SBA Says Stimulus Package is Energizing Its Loan Programs

WASHINGTON — Lenders have begun to return to Small Business Administration lending after temporary changes to its programs mandated in the stimulus package, SBA Administrator Karen Mills said Tuesday.

President Obama signed the stimulus package into law on Feb. 17, and since then 361 lenders have made new SBA loans for the first time since last September. Of those, 166 had not made a loan since at least December of 2007.

"We are well on our way" to implementing various provisions in the stimulus package, Mills said in an interview. "Money is out there in the hands of lenders; they've put it in the hands of borrowers and small businesses, and that was the objective, so we're very pleased so far with the quickness with which the team here was able to get it out and the lenders were able to respond."

Mills said the SBA was still working on getting other programs created by the stimulus package up and running, such as a facility to lend money to broker-dealers that pool SBA loans in the secondary market to help finance their inventories.

"Broker-dealers have liquidity. … We are not relying on that to clear the market," Mills said. She said the SBA would nevertheless proceed with the establishment of that facility.

Mills also said the SBA would continue working with the Treasury Department to set up a program that would use $15 billion from the Troubled Asset Relief Program to fund direct government purchases of SBA loan-backed securities from broker-dealers.

The Obama administration announced the program in mid-March, while the SBA secondary market was still in a deep freeze. Broker-dealers' bids — when they made any at all — were much lower than what lender selling their loans had expected. The lenders complained that they could not make new loans while they were unable to sell the guaranteed portions of their existing loans and generate more liquidity.

But since the announcement, lenders and broker-dealers alike have reported a revival of the secondary market independent of government efforts. Mills, however, said the SBA will not abandon the $15 billion purchasing facility.

"I think we've committed to clear the secondary market," she said. "We will be very happy when the secondary market is working as a market and providing liquidity for banks; that's the objective. That's what we're focused on. That's what we promised, that's what we're committed to doing. We're going to make sure that happens."
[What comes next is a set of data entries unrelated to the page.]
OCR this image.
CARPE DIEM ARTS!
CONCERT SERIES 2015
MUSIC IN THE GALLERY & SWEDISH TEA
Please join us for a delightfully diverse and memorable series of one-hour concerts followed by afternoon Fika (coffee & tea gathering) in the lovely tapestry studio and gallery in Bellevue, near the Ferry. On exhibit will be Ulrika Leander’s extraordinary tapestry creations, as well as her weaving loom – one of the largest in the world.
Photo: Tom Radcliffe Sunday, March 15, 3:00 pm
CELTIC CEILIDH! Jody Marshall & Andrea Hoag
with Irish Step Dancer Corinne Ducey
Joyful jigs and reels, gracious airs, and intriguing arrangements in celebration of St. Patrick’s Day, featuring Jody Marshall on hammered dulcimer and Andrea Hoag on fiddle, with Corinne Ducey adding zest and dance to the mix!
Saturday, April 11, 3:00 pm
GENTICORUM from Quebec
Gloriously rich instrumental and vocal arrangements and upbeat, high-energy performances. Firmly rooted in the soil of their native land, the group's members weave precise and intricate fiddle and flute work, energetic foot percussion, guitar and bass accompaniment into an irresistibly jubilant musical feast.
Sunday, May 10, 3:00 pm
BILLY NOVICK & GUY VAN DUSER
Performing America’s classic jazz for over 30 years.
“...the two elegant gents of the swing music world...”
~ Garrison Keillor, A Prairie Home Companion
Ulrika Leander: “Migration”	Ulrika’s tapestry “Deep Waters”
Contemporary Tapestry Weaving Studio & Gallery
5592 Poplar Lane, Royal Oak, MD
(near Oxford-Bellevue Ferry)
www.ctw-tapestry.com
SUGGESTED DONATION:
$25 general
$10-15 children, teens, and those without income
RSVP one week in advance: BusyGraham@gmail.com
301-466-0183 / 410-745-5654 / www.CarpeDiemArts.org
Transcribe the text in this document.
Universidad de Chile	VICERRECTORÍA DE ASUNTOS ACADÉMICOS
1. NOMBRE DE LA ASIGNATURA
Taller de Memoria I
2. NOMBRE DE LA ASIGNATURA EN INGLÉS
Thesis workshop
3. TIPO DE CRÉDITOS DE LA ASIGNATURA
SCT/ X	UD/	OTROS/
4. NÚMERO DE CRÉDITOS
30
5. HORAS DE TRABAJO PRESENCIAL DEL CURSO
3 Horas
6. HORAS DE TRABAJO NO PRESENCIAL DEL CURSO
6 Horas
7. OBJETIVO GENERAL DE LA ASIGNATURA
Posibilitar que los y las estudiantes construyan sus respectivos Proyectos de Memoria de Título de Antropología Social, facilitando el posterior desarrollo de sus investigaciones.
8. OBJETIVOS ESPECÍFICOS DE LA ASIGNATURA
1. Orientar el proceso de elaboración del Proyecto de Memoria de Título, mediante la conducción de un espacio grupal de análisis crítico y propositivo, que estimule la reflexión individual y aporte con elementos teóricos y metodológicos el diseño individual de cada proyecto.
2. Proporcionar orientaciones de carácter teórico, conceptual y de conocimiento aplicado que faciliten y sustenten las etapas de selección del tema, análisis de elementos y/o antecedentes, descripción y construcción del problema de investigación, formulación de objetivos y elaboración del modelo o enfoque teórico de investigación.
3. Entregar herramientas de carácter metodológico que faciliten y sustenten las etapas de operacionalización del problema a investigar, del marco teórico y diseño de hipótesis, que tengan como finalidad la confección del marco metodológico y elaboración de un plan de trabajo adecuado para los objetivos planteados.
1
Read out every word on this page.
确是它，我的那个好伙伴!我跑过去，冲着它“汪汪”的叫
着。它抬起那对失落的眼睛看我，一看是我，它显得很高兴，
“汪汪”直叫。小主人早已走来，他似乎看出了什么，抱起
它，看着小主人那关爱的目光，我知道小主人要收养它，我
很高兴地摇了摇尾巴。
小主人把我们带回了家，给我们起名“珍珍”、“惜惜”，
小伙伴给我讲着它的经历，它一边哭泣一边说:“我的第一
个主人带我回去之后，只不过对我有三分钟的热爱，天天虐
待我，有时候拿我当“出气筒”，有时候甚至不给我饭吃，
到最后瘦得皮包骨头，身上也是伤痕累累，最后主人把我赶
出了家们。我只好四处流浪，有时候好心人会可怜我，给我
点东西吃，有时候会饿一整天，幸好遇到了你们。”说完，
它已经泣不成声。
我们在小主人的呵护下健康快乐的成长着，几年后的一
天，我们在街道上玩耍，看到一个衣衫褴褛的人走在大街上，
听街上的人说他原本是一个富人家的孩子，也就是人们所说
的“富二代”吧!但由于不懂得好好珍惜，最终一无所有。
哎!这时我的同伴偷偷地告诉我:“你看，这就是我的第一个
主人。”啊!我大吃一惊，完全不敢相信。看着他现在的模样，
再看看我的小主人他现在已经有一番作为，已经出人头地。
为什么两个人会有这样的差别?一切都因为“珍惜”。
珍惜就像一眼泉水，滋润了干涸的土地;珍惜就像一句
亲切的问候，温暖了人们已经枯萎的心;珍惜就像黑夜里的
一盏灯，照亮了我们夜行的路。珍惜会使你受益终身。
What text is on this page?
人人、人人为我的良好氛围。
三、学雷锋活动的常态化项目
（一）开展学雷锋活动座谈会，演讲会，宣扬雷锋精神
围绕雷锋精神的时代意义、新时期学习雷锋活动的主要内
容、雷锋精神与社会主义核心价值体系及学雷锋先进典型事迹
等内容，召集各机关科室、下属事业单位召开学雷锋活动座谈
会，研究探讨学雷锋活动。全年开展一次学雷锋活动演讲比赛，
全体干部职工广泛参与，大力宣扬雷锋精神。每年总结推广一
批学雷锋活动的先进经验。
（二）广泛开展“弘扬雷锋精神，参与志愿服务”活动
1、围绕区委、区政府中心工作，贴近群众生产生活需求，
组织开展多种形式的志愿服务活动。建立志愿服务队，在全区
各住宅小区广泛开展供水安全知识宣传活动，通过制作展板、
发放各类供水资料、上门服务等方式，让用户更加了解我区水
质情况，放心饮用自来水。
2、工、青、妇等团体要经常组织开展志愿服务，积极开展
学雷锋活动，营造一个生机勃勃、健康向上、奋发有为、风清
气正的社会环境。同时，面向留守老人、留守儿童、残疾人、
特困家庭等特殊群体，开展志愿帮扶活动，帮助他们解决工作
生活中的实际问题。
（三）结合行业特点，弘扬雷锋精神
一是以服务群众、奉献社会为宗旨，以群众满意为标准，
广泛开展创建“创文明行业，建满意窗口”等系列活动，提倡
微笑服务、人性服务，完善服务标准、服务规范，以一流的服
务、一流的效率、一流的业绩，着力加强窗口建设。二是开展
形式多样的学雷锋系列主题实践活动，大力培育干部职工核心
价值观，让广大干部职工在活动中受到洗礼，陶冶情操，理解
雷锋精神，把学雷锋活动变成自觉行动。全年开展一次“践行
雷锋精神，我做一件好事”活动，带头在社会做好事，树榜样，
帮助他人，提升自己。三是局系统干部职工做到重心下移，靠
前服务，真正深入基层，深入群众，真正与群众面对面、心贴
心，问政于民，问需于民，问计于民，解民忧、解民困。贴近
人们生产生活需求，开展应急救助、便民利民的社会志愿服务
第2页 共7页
She said the Tarp facility was not meant to replace the secondary market, but to support it.

When she took the helm as administrator a little more a month ago, Mills faced an agency that had been relegated to the sidelines during much of the Bush administration. The agency's staff was whittled down as the volume of loan guarantees it approved plummeted.

But passage of the Obama administration's stimulus package thrust the SBA back into prominence. Now, lawmakers and administration officials are looking to the agency's loan programs to help jump-start the economy. Congress gave the SBA nearly $90 million in the stimulus package to beef up its staffing, marketing and oversight efforts. Mills said her top priority is the implementation of the stimulus provisions, but a close second is the expansion of the SBA's staff and IT capabilities. She said she also wants to build up a bigger base of SBA lenders among state-chartered banks and credit unions.

Mills did not say whether she would actively lobby Congress for further improvements to her agency, but she said she felt involved in wider policy discussions.

"I think this agency is going to take a leadership role in advocating for all of the issues of importance to small business," she said.